Deborah Hanus was working towards a doctorate in artificial intelligence at Harvard when she saw how frustrating it was for friends to take paid or unpaid leaves from work. The amount of time and energy it took to navigate a complex web of federal and local regulations was too much. 

So she quit Harvard and started building Sparrow.

By 2018 Hanus founded the San Francisco startup, and it was running by mid-2019.

On Tuesday, the company announced a $20 million Series A. Its lead investor was Jeffrey Katzenberg's WndrCo; Authentic Ventures and South Park Commons also participated.

Over the past few years, Hanus has brought on a core founding team that includes CTO Samarth Keshava and Chief Revenue Officer Paul Park.

Sparrow simplifies the leave process for both employees and employers in a way that Hanus describes as being a "high-tech, high-touch" solution. 

The company's main product streamlines all processes to make the experience a minimal one for employees and extremely simplified for employers who are increasingly managing highly distributed teams.

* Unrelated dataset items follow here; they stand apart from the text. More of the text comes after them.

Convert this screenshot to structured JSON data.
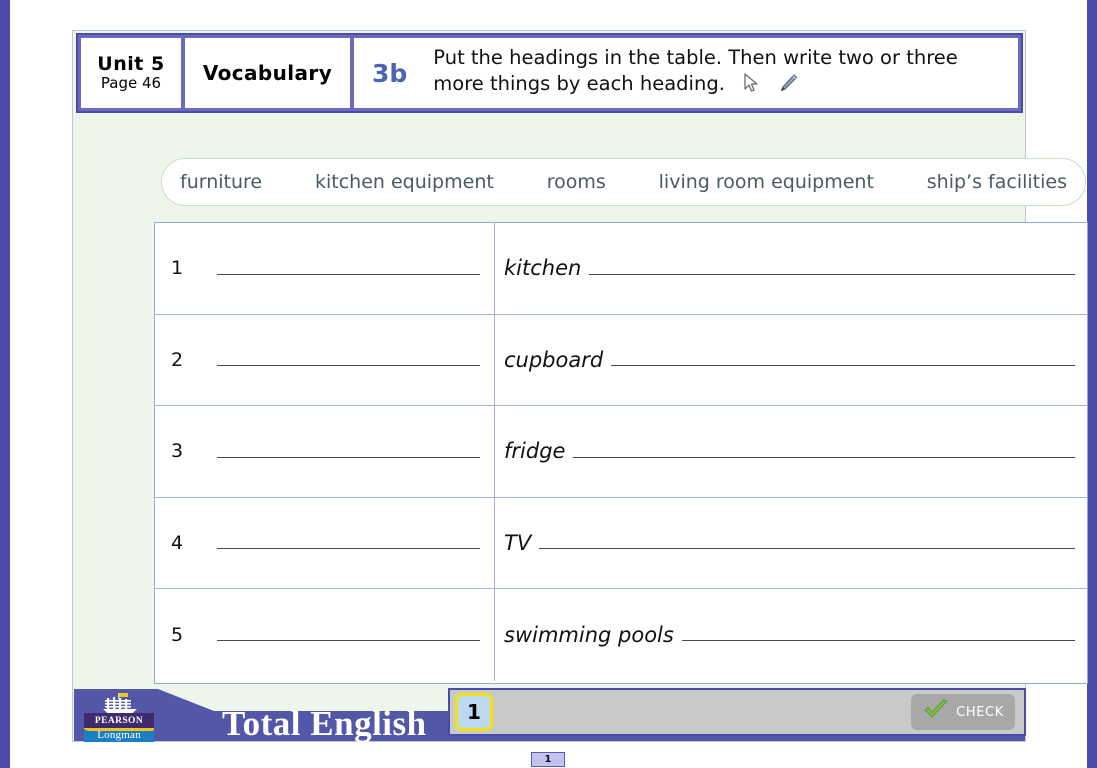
{
  "header": {
    "unit_title": "Unit 5",
    "unit_page": "Page 46",
    "topic": "Vocabulary",
    "task_number": "3b",
    "task_text": "Put the headings in the table. Then write two or three more things by each heading.",
    "cursor_icon": "arrow-cursor-icon",
    "pencil_icon": "pencil-icon"
  },
  "word_bank": {
    "words": [
      "furniture",
      "kitchen equipment",
      "rooms",
      "living room equipment",
      "ship’s facilities"
    ]
  },
  "table": {
    "rows": [
      {
        "number": "1",
        "heading_answer": "",
        "example": "kitchen"
      },
      {
        "number": "2",
        "heading_answer": "",
        "example": "cupboard"
      },
      {
        "number": "3",
        "heading_answer": "",
        "example": "fridge"
      },
      {
        "number": "4",
        "heading_answer": "",
        "example": "TV"
      },
      {
        "number": "5",
        "heading_answer": "",
        "example": "swimming pools"
      }
    ]
  },
  "footer": {
    "brand_title": "Total English",
    "publisher_primary": "PEARSON",
    "publisher_secondary": "Longman",
    "ship_icon": "ship-icon"
  },
  "navbar": {
    "page_number": "1",
    "check_label": "CHECK",
    "check_icon": "green-check-icon"
  },
  "slide_indicator": {
    "label": "1"
  },
  "colors": {
    "frame_purple": "#4b4ba8",
    "header_purple": "#6a6ac0",
    "panel_mint": "#eef6ec",
    "task_number_blue": "#4b63b4",
    "table_border": "#a7b2de",
    "footer_purple": "#5257a8",
    "check_green": "#7ac143",
    "page_btn_yellow": "#f5e214",
    "page_btn_blue": "#bcd9ef"
  }
}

And that potentially means a myriad of state and local regulations to deal with on top of federal laws.

“We really found that in a lot of ways it was more painful for HR teams to manage the process than even for employees just because there are so many moving pieces,” Hanus told me. “And as workforces are more and more distributed, the process is just getting more and more painful.”

Expert advisers are also on-hand to help clients on Sparrow's platform manage their teams or understand their benefits. Hanus wants to triple Sparrow's team, which currently sits around 60 employees.

Sparrow currently offers its services in the U.S. and Canada for both paid and unpaid leaves.

Under the Family and Medical Leave Act, private-sector workers at companies that employ more than 50 people are eligible to take up to 12 weeks of unpaid leave. An item proposed in the now-dead Build Back Better bill would have given workers four weeks of guaranteed paid family and medical leave, and that was whittled down from 12 weeks.

California provides for eight weeks of paid leave for new parents, usually at 60% to 70% of salary; San Francisco's Paid Parental Leave Ordinance mandates most employers to make up the difference. Large employers frequently have their own programs providing paid leave.

But nationally, the U.S. is the only wealthy nation to not guarantee any sort of paid parental leave.

Another local startup is also tackling family and medical leave. Cocoon was founded in 2020 and has raised $26 million.